The Death Of Captain John Bacon Part III Retribution In Tuckerton

Dated: 08/22/2016

Views: 1137

By Spring 1783, most of what is now Ocean County was on the hunt for Captain John Bacon whose band of Pine Robbers had plundered much of southern New Jersey under the premise of remaining loyal to King George of England. British General Charles Cornwallis had surrendered almost a year and a half prior on October 19, 1781 at Yorktown bringing about the end of the Revolutionary War. Yet, Bacon and his men killed a man and wounded another in Manahawkin in late December 1781 and then massacred approximately twenty men from an American Privateer in their sleep on Long Beach Island in October 1782. The Revolutionary War had come to a fundamental close, and Bacon was seen as a murderer with a price on his head.



Several days after Christmas 1782, members of the Burlington County militia forces, commanded by Captain Richard Shreve, encountered Bacon and some of his men at a watering hole near the Cedar Bridge Tavern. Bacon’s men barricaded the road and opened fire on the patriot forces. Captain Shreve’s men mounted a counterattack and almost overcame Bacon, until locals, still loyal to Bacon, intervened. In the ensuing confusion, Bacon escaped and the locals surrendered to the militia.
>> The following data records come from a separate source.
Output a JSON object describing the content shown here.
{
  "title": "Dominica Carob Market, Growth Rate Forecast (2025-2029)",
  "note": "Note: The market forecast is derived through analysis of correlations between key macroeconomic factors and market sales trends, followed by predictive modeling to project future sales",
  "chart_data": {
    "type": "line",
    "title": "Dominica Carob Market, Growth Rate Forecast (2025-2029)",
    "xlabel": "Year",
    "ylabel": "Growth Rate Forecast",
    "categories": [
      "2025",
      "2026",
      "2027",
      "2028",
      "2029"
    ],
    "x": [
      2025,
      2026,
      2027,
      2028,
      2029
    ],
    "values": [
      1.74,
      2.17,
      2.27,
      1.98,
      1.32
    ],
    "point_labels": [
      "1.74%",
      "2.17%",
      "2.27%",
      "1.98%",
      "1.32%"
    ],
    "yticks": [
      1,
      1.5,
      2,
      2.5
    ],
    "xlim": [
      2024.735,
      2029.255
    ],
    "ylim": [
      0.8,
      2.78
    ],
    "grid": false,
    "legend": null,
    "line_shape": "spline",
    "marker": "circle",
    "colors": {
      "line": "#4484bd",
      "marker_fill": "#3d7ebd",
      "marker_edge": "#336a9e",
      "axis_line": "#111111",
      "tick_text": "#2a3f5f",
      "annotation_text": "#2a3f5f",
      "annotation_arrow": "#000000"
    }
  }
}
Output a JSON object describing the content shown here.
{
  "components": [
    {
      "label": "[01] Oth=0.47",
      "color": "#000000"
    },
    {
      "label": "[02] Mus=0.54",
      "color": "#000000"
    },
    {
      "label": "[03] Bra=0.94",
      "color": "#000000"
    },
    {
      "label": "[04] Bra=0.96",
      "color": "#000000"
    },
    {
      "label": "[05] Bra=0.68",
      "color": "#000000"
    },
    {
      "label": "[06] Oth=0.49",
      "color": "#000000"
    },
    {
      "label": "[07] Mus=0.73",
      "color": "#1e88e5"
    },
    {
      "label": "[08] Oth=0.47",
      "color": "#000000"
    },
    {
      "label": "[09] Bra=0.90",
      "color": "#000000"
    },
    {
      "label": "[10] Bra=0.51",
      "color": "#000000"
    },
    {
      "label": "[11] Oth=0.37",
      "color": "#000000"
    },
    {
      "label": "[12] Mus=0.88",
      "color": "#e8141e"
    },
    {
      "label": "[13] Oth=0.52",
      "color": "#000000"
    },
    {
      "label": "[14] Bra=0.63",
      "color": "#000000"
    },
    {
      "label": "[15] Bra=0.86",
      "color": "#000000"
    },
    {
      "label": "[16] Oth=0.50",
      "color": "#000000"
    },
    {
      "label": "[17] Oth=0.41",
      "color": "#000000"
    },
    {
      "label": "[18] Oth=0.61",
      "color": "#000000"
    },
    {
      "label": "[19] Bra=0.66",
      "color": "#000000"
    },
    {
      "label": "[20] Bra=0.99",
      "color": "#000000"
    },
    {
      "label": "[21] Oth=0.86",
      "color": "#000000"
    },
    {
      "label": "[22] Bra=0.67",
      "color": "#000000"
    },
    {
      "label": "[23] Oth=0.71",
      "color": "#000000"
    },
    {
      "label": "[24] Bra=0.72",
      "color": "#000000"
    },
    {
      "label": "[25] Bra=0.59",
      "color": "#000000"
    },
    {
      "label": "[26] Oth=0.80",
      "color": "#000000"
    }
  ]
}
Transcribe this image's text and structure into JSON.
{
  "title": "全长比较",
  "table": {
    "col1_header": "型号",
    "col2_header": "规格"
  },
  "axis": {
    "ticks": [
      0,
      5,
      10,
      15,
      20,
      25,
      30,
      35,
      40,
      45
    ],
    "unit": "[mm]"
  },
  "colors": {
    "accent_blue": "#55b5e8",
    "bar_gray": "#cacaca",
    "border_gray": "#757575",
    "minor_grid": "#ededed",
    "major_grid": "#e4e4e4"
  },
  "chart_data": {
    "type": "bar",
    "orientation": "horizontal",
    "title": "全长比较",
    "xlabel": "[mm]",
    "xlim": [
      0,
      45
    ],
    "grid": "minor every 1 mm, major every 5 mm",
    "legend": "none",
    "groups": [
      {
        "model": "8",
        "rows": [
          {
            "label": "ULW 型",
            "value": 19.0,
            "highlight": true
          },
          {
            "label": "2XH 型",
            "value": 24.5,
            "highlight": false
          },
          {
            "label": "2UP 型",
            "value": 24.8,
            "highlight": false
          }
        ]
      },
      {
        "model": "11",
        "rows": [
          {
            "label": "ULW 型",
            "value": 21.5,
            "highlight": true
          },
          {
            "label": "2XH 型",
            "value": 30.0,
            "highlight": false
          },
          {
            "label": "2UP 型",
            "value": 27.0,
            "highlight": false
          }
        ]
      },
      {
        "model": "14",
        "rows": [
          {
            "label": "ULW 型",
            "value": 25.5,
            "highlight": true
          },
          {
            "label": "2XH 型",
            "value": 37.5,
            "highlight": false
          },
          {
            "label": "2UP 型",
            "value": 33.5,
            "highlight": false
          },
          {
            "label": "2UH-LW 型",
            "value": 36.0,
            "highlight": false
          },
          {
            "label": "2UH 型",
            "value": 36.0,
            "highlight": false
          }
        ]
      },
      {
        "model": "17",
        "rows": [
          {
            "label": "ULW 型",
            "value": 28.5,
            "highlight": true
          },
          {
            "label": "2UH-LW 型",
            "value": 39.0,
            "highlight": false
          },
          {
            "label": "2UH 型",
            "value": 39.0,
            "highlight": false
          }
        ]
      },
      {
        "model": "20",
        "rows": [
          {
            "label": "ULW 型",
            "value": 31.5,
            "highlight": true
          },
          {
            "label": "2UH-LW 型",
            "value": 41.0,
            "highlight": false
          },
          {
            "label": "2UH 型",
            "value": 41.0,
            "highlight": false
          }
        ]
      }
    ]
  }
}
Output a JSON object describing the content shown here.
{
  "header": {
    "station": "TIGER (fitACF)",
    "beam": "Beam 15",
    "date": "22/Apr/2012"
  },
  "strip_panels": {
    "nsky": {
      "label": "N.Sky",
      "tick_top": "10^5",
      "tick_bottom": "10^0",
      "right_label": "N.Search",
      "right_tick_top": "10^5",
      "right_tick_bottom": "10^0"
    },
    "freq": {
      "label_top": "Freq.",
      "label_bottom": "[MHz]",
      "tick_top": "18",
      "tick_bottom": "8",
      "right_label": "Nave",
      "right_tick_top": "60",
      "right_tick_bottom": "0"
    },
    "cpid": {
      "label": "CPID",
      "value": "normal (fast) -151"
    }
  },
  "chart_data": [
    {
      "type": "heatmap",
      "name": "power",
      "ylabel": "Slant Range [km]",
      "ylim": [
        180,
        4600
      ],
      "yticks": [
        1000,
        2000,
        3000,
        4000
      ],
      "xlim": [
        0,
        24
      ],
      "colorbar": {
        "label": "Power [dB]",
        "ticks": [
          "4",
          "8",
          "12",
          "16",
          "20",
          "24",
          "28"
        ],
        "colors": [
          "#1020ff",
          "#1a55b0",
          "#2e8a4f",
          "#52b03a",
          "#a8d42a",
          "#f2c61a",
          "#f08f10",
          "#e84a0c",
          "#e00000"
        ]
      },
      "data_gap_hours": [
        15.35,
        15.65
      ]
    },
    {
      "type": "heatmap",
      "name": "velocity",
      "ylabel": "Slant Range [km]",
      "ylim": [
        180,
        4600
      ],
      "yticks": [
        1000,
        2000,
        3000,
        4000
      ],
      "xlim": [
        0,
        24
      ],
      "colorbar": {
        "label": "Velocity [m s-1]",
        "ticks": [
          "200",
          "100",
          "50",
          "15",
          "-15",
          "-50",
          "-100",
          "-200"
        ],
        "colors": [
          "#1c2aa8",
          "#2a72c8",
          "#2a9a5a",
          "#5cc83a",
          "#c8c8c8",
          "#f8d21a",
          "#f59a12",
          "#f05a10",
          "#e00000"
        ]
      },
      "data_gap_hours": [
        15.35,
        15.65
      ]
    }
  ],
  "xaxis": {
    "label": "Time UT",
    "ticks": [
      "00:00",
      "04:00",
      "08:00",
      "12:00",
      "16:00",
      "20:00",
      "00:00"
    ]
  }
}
                            Image title                                              Battle between Patriots and Loyalists at Cedar Bridge


After several months of pursuit, members of the Burlington County Light Horse finally caught up with Captain John Bacon at the public house of William Rose located between West Creek and Tuckerton. The detachment of the Burlington County Light Horse, commanded by John Stewart, surrounded the building and spied Bacon through a window sitting in a chair with a gun between his knees. Stewart burst through the front door and wrestled Bacon pinning him to the ground. Bacon submitted, asking for quarter, and was allowed to stand.


Sensing a limited means of escape, Bacon attempted to force his way through a back door and in the process was bayoneted by one of Stewart’s men. Bacon threw a table between him and Stewart knocking Stewart to the ground. As Bacon attempted to pass through the opening, John Stewart shot him with the bullet passing through Bacon, the outer wall of the Rose house, and striking harmlessly, another member of the Burlington County Light Horse standing guard outside.


Members of the militia unit took Captain John Bacon’s body back to Burlington County to Jacobstown, NJ and commenced to digging a grave in the middle of a major road for all to see. It was meant as a very public message for those who chose to remain loyal to King George. Before they could lower Bacon’s body into the grave, his brother arrived and pleaded for a private burial. Although no marker exists, it is believed that Bacon’s body is buried in a cemetery in Arneytown, NJ.